Family history of CKD was also considered targets for screening. In fact, familial clustering of ESRD has been increasingly recognized [15]. The presence of a first degree or second degree relative with ESRD was reported to increase the risk of developing ESRD by 3 - 5 folds in Americans [9].

This study includes (321) person from first and second degree relative of ESRD patients. Who met the inclusion criteria at the time of the study. Though this number is not much large as compared to international screening analysis, it still gives us direction toward the future strategies, family members of ESRD patients were recruited for CKD screening. A medical history, measurements of BP, serum glucose, serum creatinine, and urinalysis, ACR were obtained at community screening sites. In our study of 321 relatives: 181 (56.4%) of the studied patients were males and 140 (43.6%) were females, 241 (75.1%) of the studied patients were first degree and 80 (24.9%) were second degree.

Comparing of the two studied groups regarding demographic data did not demonstrate any significant difference while the laboratory data showed highly significant difference regarding serum creatinine, blood urea, eGFR and urine albumin creatinine ratio.

Comparison between studied groupsas regard Aetiology of ESRD in relation to relatives: There were highly significant difference between the studied groups as regard aetiology of ESRD in relatives due to unknown cause (p value < 0.0001). There were no significant difference between the studied groups as regard aetiology of ESRD in relatives due to (DM, HTN, O.U, GN).

Our study show (5.6%) 18 presons have CKD, (72.2%) 13 person from first degree and (27.8%) 5 persons from second degree relatives.

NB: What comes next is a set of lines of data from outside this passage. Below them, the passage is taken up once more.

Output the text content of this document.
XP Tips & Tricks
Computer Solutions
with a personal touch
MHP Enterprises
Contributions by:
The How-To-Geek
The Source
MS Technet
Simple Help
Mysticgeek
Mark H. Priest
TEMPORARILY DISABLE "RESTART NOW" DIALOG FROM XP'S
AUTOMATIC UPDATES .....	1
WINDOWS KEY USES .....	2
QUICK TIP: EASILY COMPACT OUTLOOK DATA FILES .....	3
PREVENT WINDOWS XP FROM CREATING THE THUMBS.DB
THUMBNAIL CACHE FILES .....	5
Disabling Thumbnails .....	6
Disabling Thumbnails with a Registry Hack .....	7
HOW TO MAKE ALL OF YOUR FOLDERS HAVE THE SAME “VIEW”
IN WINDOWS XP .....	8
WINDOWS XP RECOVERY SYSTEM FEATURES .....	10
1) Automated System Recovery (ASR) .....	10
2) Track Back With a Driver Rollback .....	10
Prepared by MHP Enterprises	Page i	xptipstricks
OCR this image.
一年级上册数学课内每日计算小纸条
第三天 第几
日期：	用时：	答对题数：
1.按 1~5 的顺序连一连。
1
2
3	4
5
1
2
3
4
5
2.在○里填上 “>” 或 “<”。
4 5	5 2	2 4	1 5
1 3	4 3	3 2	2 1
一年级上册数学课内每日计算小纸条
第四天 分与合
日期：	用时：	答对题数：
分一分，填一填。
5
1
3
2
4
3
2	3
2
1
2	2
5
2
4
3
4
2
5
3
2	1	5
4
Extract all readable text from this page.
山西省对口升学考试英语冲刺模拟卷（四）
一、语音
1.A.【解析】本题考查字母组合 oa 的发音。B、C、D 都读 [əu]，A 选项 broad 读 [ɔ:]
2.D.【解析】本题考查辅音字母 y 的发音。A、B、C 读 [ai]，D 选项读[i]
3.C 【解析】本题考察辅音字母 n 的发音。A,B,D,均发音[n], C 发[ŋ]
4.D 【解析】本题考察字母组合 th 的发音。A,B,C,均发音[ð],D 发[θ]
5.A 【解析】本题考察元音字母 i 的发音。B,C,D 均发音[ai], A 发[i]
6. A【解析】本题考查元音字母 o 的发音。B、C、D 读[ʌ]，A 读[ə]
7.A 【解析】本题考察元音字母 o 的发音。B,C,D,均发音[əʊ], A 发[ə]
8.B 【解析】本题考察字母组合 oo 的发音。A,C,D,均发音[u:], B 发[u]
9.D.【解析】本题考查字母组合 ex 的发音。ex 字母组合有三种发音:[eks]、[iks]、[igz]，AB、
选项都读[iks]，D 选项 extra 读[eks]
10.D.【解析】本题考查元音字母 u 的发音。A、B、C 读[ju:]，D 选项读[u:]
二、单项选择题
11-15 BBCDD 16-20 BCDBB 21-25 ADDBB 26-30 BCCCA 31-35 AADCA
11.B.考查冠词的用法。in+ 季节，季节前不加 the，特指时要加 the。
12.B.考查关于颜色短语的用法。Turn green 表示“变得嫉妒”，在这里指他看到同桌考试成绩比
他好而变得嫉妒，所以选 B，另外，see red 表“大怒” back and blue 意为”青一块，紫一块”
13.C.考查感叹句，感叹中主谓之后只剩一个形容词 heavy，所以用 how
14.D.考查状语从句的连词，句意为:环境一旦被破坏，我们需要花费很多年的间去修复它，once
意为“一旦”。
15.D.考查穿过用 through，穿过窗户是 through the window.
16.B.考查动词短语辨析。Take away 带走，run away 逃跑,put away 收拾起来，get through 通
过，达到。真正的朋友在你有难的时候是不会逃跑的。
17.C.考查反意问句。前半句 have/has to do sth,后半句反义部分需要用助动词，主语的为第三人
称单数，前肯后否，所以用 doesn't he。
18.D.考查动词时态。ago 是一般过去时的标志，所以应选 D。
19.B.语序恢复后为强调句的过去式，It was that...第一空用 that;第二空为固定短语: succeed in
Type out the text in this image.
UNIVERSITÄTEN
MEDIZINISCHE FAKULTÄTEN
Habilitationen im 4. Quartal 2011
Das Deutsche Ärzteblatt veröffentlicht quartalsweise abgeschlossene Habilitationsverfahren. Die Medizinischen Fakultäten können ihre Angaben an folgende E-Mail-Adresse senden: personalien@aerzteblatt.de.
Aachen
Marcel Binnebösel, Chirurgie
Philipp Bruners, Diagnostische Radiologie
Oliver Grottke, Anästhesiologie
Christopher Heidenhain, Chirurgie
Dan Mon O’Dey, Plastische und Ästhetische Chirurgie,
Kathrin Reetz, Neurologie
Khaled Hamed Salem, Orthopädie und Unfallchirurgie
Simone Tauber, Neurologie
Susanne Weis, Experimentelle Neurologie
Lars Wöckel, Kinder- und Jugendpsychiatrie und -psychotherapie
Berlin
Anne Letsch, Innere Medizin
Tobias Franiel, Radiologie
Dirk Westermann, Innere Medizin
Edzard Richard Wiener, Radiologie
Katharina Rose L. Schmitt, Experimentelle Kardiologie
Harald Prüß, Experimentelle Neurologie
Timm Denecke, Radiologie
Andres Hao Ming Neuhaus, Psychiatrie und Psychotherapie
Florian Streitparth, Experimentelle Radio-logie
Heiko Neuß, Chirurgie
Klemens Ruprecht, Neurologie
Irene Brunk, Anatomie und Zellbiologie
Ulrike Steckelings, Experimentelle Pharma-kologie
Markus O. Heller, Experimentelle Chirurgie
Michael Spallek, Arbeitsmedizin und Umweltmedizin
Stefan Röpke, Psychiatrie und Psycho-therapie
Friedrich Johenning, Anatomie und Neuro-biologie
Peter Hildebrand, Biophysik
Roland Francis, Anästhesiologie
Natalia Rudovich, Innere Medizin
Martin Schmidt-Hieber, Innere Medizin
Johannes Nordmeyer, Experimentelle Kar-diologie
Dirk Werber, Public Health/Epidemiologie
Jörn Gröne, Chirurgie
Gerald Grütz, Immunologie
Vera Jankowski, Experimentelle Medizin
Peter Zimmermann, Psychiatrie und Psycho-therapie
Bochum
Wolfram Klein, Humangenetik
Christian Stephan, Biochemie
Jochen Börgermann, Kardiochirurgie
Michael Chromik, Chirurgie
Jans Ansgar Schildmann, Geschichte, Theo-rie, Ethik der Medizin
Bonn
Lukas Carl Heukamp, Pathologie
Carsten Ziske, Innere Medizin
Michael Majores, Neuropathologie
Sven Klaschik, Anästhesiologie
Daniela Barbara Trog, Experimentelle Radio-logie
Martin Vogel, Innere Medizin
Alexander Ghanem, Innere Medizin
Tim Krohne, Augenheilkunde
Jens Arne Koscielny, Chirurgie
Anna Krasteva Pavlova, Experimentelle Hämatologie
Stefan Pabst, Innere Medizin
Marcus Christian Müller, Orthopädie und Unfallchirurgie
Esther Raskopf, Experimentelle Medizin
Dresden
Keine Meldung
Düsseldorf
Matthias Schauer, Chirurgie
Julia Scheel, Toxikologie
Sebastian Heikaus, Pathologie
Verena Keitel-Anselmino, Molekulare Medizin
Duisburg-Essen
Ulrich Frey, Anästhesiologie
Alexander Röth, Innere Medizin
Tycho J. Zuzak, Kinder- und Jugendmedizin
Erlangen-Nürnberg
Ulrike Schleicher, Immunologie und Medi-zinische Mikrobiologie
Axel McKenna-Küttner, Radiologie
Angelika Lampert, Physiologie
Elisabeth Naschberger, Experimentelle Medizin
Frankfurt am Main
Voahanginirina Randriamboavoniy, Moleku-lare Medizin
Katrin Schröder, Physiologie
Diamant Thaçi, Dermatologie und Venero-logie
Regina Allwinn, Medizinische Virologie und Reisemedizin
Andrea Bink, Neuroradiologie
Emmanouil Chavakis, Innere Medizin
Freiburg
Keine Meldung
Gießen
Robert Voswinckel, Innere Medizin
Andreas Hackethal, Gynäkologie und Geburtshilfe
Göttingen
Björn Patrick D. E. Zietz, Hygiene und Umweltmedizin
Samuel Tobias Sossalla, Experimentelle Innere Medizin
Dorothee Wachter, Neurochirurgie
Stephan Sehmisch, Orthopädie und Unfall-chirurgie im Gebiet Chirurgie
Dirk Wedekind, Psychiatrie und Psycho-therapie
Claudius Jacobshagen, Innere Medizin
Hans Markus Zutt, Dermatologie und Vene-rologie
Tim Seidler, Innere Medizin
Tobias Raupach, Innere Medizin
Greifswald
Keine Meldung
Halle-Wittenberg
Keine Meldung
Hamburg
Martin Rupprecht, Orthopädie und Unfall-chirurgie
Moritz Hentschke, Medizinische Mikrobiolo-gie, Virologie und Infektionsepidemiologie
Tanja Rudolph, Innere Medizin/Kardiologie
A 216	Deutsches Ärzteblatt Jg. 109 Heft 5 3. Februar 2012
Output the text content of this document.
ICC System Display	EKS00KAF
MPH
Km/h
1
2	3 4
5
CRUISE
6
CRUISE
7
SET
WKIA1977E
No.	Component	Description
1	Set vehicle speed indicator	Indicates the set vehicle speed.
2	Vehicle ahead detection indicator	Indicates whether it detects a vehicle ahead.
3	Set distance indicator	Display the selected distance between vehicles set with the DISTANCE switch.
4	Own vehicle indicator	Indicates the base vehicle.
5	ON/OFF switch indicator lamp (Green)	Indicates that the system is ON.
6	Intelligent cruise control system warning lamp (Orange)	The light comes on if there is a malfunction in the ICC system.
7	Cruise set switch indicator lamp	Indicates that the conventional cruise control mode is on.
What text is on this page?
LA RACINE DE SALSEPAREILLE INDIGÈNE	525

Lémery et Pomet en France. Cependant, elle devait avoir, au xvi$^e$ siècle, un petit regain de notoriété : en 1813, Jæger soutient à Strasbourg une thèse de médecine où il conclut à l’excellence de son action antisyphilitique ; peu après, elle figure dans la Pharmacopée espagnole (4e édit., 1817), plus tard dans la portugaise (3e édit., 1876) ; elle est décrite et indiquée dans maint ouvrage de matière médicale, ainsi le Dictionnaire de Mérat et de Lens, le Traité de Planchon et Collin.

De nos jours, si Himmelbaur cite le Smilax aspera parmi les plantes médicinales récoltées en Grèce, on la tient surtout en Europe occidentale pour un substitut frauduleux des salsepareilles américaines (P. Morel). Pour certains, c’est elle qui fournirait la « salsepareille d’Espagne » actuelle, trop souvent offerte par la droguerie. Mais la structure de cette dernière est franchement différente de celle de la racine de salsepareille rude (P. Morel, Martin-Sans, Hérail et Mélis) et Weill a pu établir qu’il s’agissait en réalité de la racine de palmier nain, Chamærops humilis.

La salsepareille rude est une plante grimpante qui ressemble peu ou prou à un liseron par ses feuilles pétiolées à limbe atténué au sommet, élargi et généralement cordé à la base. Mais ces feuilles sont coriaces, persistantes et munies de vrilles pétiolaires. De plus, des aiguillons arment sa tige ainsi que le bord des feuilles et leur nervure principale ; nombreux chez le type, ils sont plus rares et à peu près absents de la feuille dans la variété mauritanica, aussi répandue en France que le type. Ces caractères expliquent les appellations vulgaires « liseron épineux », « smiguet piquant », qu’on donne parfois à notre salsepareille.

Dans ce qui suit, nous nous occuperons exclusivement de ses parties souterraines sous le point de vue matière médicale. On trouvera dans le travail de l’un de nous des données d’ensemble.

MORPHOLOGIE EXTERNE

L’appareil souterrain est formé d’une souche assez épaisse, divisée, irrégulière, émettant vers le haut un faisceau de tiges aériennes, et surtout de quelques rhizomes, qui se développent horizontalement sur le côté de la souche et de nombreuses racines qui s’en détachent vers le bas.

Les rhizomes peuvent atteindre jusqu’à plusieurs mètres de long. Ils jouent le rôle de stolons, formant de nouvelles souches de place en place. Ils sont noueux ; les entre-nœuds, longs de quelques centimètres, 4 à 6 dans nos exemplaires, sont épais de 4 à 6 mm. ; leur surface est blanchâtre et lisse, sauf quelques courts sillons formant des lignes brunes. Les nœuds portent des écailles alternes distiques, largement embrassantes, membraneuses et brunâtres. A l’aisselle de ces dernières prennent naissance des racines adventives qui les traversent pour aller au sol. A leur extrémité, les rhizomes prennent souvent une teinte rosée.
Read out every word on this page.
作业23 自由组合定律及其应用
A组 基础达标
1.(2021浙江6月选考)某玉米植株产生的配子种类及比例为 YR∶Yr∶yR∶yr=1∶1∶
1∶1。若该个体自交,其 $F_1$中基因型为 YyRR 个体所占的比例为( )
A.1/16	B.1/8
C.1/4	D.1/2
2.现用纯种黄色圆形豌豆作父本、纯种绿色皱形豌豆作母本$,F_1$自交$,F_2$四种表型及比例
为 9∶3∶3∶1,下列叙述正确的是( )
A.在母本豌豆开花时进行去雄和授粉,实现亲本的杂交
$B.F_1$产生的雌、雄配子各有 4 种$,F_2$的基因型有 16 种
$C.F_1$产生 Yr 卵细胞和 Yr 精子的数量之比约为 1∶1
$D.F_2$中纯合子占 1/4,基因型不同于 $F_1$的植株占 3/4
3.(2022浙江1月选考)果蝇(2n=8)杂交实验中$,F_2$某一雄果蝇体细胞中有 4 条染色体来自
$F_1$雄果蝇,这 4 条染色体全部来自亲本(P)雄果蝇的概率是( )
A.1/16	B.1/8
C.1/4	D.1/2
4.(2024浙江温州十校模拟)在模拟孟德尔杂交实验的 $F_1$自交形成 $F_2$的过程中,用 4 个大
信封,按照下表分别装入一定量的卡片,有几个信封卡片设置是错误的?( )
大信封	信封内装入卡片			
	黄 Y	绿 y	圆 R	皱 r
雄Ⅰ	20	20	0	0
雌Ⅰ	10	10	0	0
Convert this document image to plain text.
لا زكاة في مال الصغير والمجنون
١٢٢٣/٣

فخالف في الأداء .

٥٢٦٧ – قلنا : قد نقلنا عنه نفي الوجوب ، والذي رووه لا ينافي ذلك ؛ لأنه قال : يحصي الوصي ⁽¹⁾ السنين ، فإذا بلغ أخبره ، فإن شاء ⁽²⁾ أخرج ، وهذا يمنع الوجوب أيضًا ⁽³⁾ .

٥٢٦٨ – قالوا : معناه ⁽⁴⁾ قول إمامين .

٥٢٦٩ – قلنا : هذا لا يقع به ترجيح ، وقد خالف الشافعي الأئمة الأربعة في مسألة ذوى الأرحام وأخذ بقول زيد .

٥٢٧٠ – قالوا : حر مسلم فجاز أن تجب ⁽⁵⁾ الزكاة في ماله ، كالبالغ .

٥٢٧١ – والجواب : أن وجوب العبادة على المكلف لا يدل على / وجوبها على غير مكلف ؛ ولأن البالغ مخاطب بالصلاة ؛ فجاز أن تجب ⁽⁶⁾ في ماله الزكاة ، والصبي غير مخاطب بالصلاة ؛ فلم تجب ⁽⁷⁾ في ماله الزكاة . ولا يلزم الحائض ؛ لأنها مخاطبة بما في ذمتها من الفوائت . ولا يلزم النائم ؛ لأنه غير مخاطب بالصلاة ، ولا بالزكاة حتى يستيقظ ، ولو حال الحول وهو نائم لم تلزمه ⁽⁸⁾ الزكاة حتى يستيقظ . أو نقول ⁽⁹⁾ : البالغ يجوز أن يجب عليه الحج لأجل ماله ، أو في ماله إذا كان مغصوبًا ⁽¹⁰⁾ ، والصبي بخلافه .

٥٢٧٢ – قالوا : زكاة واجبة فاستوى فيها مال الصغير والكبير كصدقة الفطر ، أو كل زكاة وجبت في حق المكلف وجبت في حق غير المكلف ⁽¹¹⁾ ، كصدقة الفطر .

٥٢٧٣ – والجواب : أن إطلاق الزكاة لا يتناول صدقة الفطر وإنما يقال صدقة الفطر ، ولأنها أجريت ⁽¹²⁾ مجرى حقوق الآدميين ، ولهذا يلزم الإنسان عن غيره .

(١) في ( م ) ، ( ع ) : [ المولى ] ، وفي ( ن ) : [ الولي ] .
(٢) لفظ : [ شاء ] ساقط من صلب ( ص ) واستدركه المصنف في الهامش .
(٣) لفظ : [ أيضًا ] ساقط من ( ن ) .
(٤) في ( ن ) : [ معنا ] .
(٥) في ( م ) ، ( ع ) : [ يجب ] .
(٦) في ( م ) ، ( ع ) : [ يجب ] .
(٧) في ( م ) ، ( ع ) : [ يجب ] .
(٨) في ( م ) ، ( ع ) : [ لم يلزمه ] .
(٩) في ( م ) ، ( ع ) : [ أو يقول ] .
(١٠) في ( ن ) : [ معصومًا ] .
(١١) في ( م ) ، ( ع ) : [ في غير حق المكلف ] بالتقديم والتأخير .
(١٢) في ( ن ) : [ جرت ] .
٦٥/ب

In another study included 221 family members screened between 1999 and 2001 in Georgia demonstrated that 13.9% had an estimated creatinine clearance (Ccr) < 60 ml/min [16]. This high prevalence rate compared to our results may be attributed to that inclusion of diabetic and hypertensive persons in their work while they were excluded in our study, similar to our results Kong X. et al. showed that 8% of 200 participants relative to ESRD patients had increased serum creatinine [12]. In our study, we identified that relatives to ESRD with unknown aetiology showed higher prevalence of CKD 44.4% which may indicate underlying unknown hereditary disease. We could not identify any work to assess the prevalence of CKD in relatives of ESRD with unknown aetiology.

This study has the limitation of small sample size and it was cross sectional observational study as we did identify the etiology of CKD in relatives as most of them were sent for follow up in outpatient clinics.

Our study carried the advantage of being the first to assess the prevalence of CKD in relatives to ESRD patients without any known risk factors for CKD. Also, we showed that relatives to ESRD patients with unknown ethology are at high risk and should be Screened and thoroughly investigated for CKD.

6. Conclusion

Prevalence of CKD in relatives of chronic hemodialysis patients was 5.6%. Screening of the family members of ESRD patients is crucial for early detection and appropriate intervention. Family members of ESRD due to unknown cause showed higher prevalence of CKD.

Conflicts of Interest

The authors declare no conflicts of interest regarding the publication of this paper.